TAX1BP1 promotes the deubiquitination of TRAF6 in an A20-dependent manner. (A) TAX1BP1^m/m and TAX1BP1^+/m MEFs were treated with IL-1 (20 ng/ml) for the indicated times. Cells were lysed and TRAF6 was immunoprecipitated with anti-TRAF6 followed by immunoblotting with anti-ubiquitin or anti-TRAF6. (B) TAX1BP1^m/m and TAX1BP1^+/m MEFs were treated with LPS (1 μg/ml) and TRAF6 ubiquitination was examined as described in panel A. (C) 293T cells were transfected with Flag-TRAF6 (1 μg) and HA-Ub (0.5 μg) together with Flag-TAX1BP1 (0.25, 0.5 and 1 μg), Flag-TAX1BP1 1–204 (0.25, 0.5 and 1 μg), Flag-A20 (0.1, 0.25 and 0.5 μg) or Flag-A20 C103A (0.1, 0.25 and 0.5 μg).

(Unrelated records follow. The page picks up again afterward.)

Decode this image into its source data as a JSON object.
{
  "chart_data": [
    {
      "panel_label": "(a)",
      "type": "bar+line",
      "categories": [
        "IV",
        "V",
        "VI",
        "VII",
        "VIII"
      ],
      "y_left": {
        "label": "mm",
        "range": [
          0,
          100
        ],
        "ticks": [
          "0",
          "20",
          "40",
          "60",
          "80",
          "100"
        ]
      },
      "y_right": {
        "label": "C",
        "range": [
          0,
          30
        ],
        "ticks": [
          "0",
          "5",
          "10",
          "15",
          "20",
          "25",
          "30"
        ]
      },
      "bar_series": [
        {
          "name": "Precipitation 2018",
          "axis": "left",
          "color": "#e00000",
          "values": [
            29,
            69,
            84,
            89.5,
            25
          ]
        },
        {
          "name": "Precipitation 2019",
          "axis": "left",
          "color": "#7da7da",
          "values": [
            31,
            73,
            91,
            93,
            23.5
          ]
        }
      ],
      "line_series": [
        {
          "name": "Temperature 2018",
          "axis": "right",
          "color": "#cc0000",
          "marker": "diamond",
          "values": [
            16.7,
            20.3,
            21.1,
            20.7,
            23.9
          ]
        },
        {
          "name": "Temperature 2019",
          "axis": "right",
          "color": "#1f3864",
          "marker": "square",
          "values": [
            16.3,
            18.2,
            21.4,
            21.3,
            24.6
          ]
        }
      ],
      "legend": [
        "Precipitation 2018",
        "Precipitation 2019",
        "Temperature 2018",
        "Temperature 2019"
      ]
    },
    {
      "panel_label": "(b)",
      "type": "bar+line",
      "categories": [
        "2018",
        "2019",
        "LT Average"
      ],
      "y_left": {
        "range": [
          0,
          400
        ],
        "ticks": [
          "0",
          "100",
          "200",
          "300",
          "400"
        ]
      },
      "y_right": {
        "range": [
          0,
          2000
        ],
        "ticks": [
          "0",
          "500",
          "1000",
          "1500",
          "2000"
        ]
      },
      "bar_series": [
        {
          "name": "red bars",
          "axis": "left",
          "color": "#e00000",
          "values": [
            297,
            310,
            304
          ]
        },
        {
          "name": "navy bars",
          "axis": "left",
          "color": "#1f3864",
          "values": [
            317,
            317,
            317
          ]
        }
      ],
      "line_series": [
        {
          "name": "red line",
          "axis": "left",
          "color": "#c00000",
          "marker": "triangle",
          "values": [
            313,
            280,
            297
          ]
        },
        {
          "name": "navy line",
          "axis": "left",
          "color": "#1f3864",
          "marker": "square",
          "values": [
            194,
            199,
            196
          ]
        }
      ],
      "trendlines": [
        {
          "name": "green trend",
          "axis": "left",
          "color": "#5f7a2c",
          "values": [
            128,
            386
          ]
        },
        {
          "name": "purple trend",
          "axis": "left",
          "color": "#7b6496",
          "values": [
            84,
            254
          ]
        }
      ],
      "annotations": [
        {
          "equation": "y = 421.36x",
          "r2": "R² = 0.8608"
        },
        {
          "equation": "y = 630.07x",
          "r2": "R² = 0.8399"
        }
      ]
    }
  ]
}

After 36 h, cells were lysed and immunoprecipitated with anti-TRAF6 followed by immunoblotting with anti-HA. Lysates were examined for TRAF6, TAX1BP1 and A20 expression by immunoblotting with anti-Flag. (D) 293T cells were transfected with vector or Flag-A20 (1 μg) together with pSuper (2 μg) or pSuper A20 nos. 1 or 2 siRNAs (2 μg). After 36 h, cells were lysed and subjected to immunoblotting with anti-Flag. (E) 293T cells were transfected with Flag-TRAF6, HA-Ub and Flag-TAX1BP1 as above together with 2 μg of pSuper or pSuper A20 siRNAs. The IPs and immunoblotting were performed as in panel C. Lysates were examined for TRAF6 and TAX1BP1 expression by immunoblotting with anti-Flag. (F) TAX1BP1 promotes an interaction between A20 and TRAF6. 293T cells were transfected with Flag-A20 (1 μg) and Flag-TRAF6 (1 μg) together with pCAGGS-TAX1BP1 (0, 0.25, 0.5 and 1 μg). After 36 h, cells were lysed and TRAF6 was immunoprecipitated followed by immunoblotting with anti-Flag. Lysates were examined for A20, TRAF6 and TAX1BP1 expression.